Once symptoms start, there's only a tiny window of time for stroke victims to get life-saving treatment. Now, research from the Stanford University School of Medicine has cracked that window open a bit wider.
If a patient arrives at the emergency room within three hours of experiencing stroke symptoms, doctors can administer a potent clot-busting medication and often save critical brain tissue. But if more than three hours have passed, current clinical guidelines say the medication should not be used.
But the new study suggests that the traditional three-hour time window is too short. By combining data from multiple clinical trials, Maarten Lansberg, MD, PhD, assistant professor of neurology and neurological sciences at Stanford, and colleagues from Belgium and Germany showed that treatment can benefit patients up to 4.5 hours after they experience their first symptom. Their findings will be published online May 28 in the journal Stroke.
Every year, more than 750,000 Americans experience a stroke, or brain attack, due to a sudden drop in blood flow to the brain. Most strokes are ischemic, meaning they're caused by a blocked artery. For these strokes, a medication called tissue plasminogen activator, or tPA, can open blocked blood vessels and help restore blood flow to the brain.
"We've known that this treatment works for ischemic stroke since 1995," said Lansberg, the lead author of the study. "But in the United States, only about 3 percent of stroke patients end up getting treated. Most of them are ineligible because they come to the hospital after the three-hour time window."
The timing of treatment is important, because giving a strong blood thinner like tPA during a stroke can cause bleeding inside the brain. The longer a patient waits to get treatment, the more likely it is that the risks of treatment will outweigh the benefits.
"Doctors from all over the world have tried to increase the treatment time window," Lansberg said. But evidence from individual clinical trials has been confusing: Some studies demonstrated a benefit from treatment after three hours, while others were inconclusive or reported no benefit.
"Individually, the studies were too small to be convincing," said Greg Albers, MD, professor of neurology and neurological sciences and director of the Stanford Stroke Center, who was not involved in the study. "Most of the studies showed a trend but weren't statistically significant."
But when Lansberg and colleagues combined data from all four of the major tPA stroke trials to date, they saw a much clearer picture. Among a total of 1,622 patients who arrived at the hospital between three and 4.5 hours after their symptoms started, treatment with tPA improved the odds of a favorable outcome by 31 percent.
"A favorable outcome means that patients are either completely back to normal or they have minimal symptoms, like some numbness or a slight facial droop," Lansberg said. "But they can do everything in their normal life that they were able to do before the stroke happened."
The study, funded by grants from the National Institutes of Health, found no change in the death rate among patients treated with tPA during the three- to 4.5-hour window. In other words, treatment improved outcomes without negatively affecting mortality.
Lansberg collaborated with Vincent Thijs, MD, PhD, professor of neurology at the University Hospitals of Leuven in Belgium, and Erich Bluhmki, PhD, who works for Boehringer Ingelheim Pharma GmbH & Co. Boehringer Ingelheim manufactures tPA for use in Europe.
A second study, also led by Lansberg and published online in Stroke on April 16, further supports these findings. Using data from six previous trials, the researchers calculated the likelihood that patients would benefit or be harmed by tPA treatment. Out of 100 patients treated three to 4.5 hours after the onset of stroke, the study estimated 16.9 patients would benefit and only 3.4 would be harmed.
"Although this is not as good as treatment at an earlier time, it is still a highly significant benefit for patients treated in this group," Lansberg said.

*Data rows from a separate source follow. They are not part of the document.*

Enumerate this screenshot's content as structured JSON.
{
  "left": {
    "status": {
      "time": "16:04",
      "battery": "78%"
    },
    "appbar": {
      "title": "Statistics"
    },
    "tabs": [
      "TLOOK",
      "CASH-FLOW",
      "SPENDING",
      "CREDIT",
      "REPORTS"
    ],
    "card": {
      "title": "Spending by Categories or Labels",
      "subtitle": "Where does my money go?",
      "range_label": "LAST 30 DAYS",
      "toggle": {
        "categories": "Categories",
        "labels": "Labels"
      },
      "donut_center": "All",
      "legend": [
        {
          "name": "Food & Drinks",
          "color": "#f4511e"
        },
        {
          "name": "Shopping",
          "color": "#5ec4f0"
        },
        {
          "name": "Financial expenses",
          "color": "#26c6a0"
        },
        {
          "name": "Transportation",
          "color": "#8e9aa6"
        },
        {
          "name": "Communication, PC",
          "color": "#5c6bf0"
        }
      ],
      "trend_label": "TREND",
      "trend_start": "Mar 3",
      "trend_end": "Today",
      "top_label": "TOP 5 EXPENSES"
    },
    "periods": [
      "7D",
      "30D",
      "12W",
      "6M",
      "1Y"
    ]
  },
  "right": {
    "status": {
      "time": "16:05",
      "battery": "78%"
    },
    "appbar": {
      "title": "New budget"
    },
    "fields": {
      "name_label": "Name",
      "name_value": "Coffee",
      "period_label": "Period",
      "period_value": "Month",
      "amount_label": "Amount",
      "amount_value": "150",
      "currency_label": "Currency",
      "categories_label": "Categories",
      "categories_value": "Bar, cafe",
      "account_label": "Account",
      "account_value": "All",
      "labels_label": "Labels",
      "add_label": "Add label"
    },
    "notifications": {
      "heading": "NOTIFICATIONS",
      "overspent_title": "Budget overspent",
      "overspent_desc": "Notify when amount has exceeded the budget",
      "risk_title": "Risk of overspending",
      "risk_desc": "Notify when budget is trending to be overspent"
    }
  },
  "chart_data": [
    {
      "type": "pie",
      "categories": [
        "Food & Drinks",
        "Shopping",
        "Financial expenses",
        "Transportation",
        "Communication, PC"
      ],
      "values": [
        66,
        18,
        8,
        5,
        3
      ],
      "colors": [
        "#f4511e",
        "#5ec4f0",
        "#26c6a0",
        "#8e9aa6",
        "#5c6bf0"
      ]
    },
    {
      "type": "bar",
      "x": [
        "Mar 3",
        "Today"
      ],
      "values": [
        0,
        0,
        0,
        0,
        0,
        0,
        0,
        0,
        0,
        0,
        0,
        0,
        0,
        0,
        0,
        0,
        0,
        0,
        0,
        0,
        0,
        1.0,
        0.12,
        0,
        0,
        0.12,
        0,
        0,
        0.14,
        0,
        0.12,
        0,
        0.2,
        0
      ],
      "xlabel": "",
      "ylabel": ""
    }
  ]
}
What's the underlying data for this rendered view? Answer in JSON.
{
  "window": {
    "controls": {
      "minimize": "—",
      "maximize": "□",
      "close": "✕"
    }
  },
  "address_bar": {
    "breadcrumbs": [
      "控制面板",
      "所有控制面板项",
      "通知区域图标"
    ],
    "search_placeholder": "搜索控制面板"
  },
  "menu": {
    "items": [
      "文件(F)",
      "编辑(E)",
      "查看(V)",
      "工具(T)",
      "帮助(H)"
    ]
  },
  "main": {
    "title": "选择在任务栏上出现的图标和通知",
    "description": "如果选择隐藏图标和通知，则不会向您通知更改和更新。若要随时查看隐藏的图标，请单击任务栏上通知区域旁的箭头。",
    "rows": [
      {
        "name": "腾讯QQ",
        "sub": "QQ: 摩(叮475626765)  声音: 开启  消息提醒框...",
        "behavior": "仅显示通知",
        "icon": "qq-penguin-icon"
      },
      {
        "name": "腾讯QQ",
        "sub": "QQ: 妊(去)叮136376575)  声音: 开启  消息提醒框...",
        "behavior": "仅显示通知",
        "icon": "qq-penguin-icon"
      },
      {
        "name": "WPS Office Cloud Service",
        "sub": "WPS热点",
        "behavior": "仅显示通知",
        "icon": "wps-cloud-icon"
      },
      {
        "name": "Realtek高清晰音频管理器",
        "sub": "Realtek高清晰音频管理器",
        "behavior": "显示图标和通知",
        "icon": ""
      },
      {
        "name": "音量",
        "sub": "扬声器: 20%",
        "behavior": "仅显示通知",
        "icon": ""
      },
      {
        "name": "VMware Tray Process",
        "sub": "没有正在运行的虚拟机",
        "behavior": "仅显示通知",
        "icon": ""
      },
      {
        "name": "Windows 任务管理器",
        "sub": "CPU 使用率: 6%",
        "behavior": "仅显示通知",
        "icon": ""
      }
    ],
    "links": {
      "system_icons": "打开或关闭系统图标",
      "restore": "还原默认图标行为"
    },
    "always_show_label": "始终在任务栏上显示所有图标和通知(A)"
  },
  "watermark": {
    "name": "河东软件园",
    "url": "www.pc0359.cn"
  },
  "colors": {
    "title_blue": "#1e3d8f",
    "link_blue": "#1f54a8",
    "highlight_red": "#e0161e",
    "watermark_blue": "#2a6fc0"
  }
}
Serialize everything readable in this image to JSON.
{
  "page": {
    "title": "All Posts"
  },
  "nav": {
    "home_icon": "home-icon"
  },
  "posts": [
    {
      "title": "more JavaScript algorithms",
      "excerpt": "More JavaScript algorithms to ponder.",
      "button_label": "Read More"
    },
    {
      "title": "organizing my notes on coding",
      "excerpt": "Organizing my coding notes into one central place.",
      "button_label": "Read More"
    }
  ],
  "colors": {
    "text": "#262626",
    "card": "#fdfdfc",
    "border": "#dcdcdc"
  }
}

Stanford doctors have already started to incorporate the new data into their clinical decision-making, Albers said. Although the FDA has not approved tPA for use more than three hours after the onset of symptoms, physicians can offer the treatment to patients as an "off-label" use.
"Until these data came out, we were treating patients up to three hours," Lansberg said. "Now, after carefully explaining the risks and benefits, we give patients the option to get treatment up to 4.5 hours after their symptoms start."
Albers estimates that roughly 15 percent of patients at Stanford come in during the three- to 4.5-hour time window. "It varies by location," he said, "because if you live in a remote area, you're less likely to get to the hospital in time. But with 750,000 strokes happening every year in the United States, it's quite a large number of patients who could potentially benefit."
Despite a longer window for treatment, Lansberg stressed the classic mantra of stroke researchers: "'Time is brain' still holds true," he said. "When your brain doesn't get the sugar and oxygen it needs, your brain cells die. For every minute you wait, your chances of getting better from the treatment drop."